Hoy se cumple un mes del accidente
ferroviario de Once, desde la perspectiva del Evangelio, tenemos que decir
claramente que Dios no quiere esta realidad que da miedo, Él no quiere estas
muertes innecesarias; el proyecto del reino de Dios promueve la Vida plena de
las personas y, en este sentido, nos desafía a no permanecer indiferentes a
estos terribles acontecimientos, y a sensibilizar nuestros corazones por la
suerte que puedan correr nuestros hermanos y hermanas. Nuestros cuerpos vivos
son sagrados y deben ser cuidados sin ningún tipo de restricciones, para ello
estamos invitados e invitadas a trabajar a diario.
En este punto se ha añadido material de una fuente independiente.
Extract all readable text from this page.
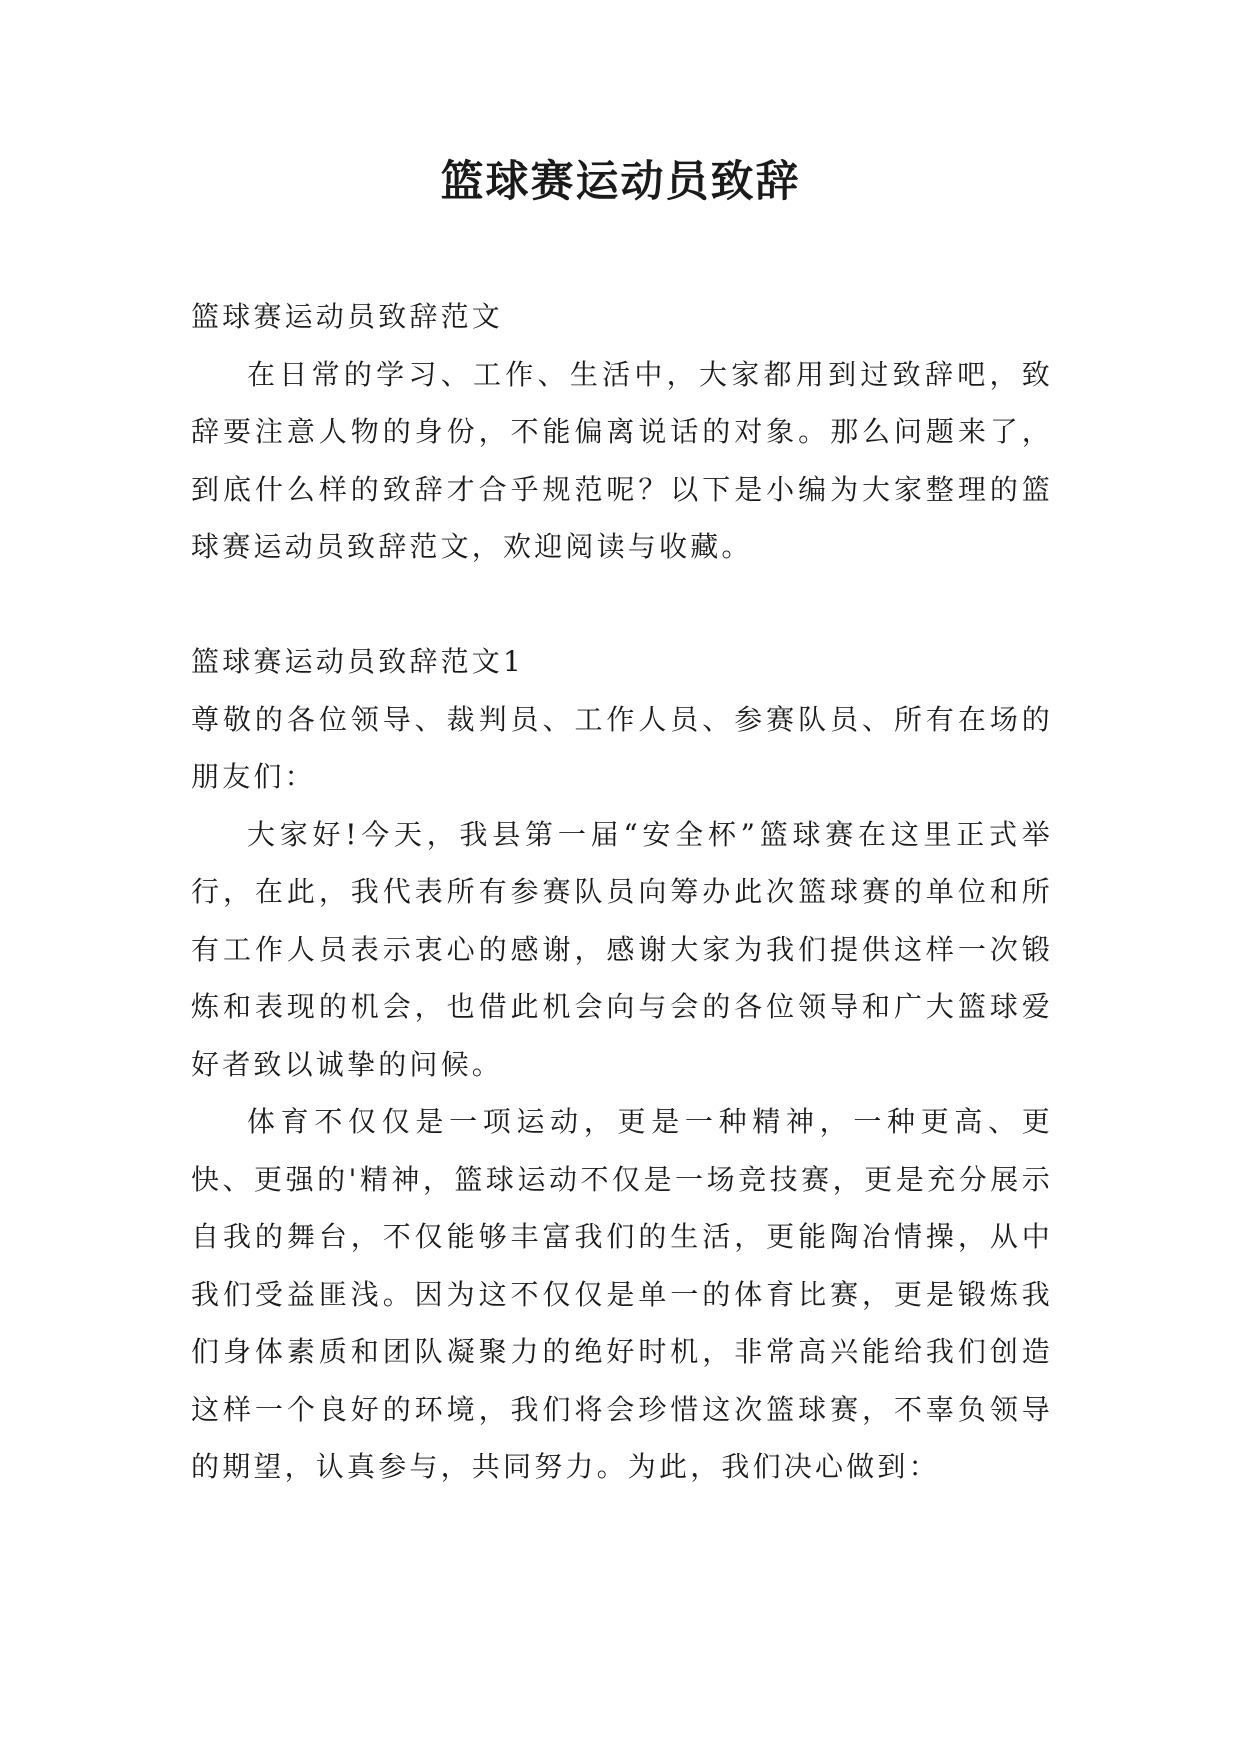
篮球赛运动员致辞

篮球赛运动员致辞范文

在日常的学习、工作、生活中，大家都用到过致辞吧，致辞要注意人物的身份，不能偏离说话的对象。那么问题来了，到底什么样的致辞才合乎规范呢？以下是小编为大家整理的篮球赛运动员致辞范文，欢迎阅读与收藏。

篮球赛运动员致辞范文1

尊敬的各位领导、裁判员、工作人员、参赛队员、所有在场的朋友们：

大家好!今天，我县第一届“安全杯”篮球赛在这里正式举行，在此，我代表所有参赛队员向筹办此次篮球赛的单位和所有工作人员表示衷心的感谢，感谢大家为我们提供这样一次锻炼和表现的机会，也借此机会向与会的各位领导和广大篮球爱好者致以诚挚的问候。

体育不仅仅是一项运动，更是一种精神，一种更高、更快、更强的'精神，篮球运动不仅是一场竞技赛，更是充分展示自我的舞台，不仅能够丰富我们的生活，更能陶冶情操，从中我们受益匪浅。因为这不仅仅是单一的体育比赛，更是锻炼我们身体素质和团队凝聚力的绝好时机，非常高兴能给我们创造这样一个良好的环境，我们将会珍惜这次篮球赛，不辜负领导的期望，认真参与，共同努力。为此，我们决心做到：
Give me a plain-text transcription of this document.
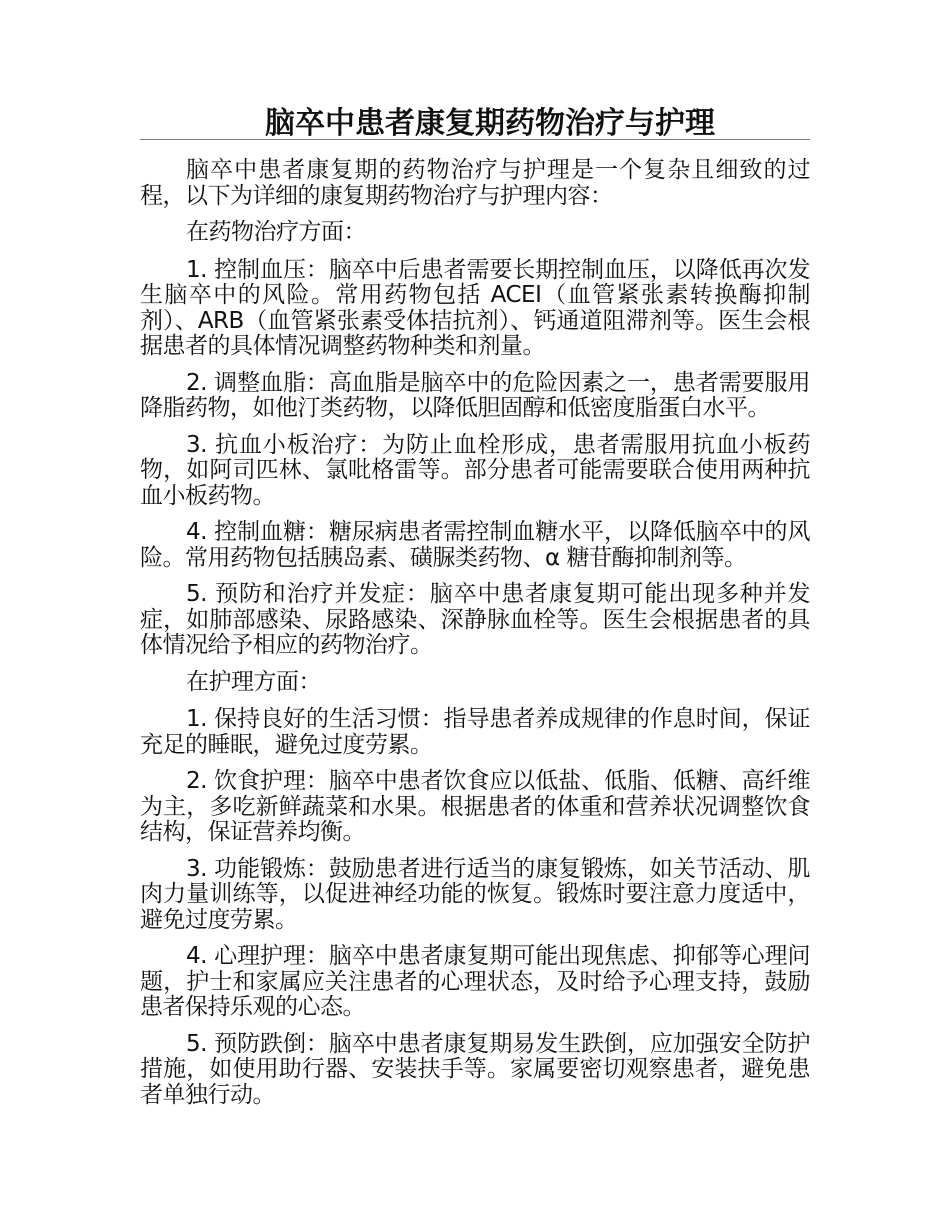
脑卒中患者康复期药物治疗与护理

脑卒中患者康复期的药物治疗与护理是一个复杂且细致的过程，以下为详细的康复期药物治疗与护理内容：

在药物治疗方面：

1. 控制血压：脑卒中后患者需要长期控制血压，以降低再次发生脑卒中的风险。常用药物包括 ACEI（血管紧张素转换酶抑制剂）、ARB（血管紧张素受体拮抗剂）、钙通道阻滞剂等。医生会根据患者的具体情况调整药物种类和剂量。

2. 调整血脂：高血脂是脑卒中的危险因素之一，患者需要服用降脂药物，如他汀类药物，以降低胆固醇和低密度脂蛋白水平。

3. 抗血小板治疗：为防止血栓形成，患者需服用抗血小板药物，如阿司匹林、氯吡格雷等。部分患者可能需要联合使用两种抗血小板药物。

4. 控制血糖：糖尿病患者需控制血糖水平，以降低脑卒中的风险。常用药物包括胰岛素、磺脲类药物、α 糖苷酶抑制剂等。

5. 预防和治疗并发症：脑卒中患者康复期可能出现多种并发症，如肺部感染、尿路感染、深静脉血栓等。医生会根据患者的具体情况给予相应的药物治疗。

在护理方面：

1. 保持良好的生活习惯：指导患者养成规律的作息时间，保证充足的睡眠，避免过度劳累。

2. 饮食护理：脑卒中患者饮食应以低盐、低脂、低糖、高纤维为主，多吃新鲜蔬菜和水果。根据患者的体重和营养状况调整饮食结构，保证营养均衡。

3. 功能锻炼：鼓励患者进行适当的康复锻炼，如关节活动、肌肉力量训练等，以促进神经功能的恢复。锻炼时要注意力度适中，避免过度劳累。

4. 心理护理：脑卒中患者康复期可能出现焦虑、抑郁等心理问题，护士和家属应关注患者的心理状态，及时给予心理支持，鼓励患者保持乐观的心态。

5. 预防跌倒：脑卒中患者康复期易发生跌倒，应加强安全防护措施，如使用助行器、安装扶手等。家属要密切观察患者，避免患者单独行动。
Esta es la fe que nos
alienta y nos alimenta, la que está fundada en Jesús resucitado, vencedor de
toda muerte.
Zamba para que te quedes
Para que estés siempre en
medio nuestro,
para que nos juntes en la
comunión,
para que a pesar de toda
tristeza
esta sea una fiesta porque
aquí estás vos.
Compartimos la copa y el pan
que es amor,
amor bien jugado por vos en
la cruz.
Celebramos que no hay muerte
que pueda atar
a la vida que recibimos de
vos.
En el barrio tantos te
necesitan
y quién sabe cuántos en esta
ciudad.
Danos la palabra, el gesto,
el cariño,
que te muestren simple así
como sos.
Padre te pedimos con todo el
pueblo
por aquél que sufre
injusticia y dolor,
cambia nuestro llanto por
alegría,
danos esperanza, ahuyenta el
temor.
Juan Gattinoni.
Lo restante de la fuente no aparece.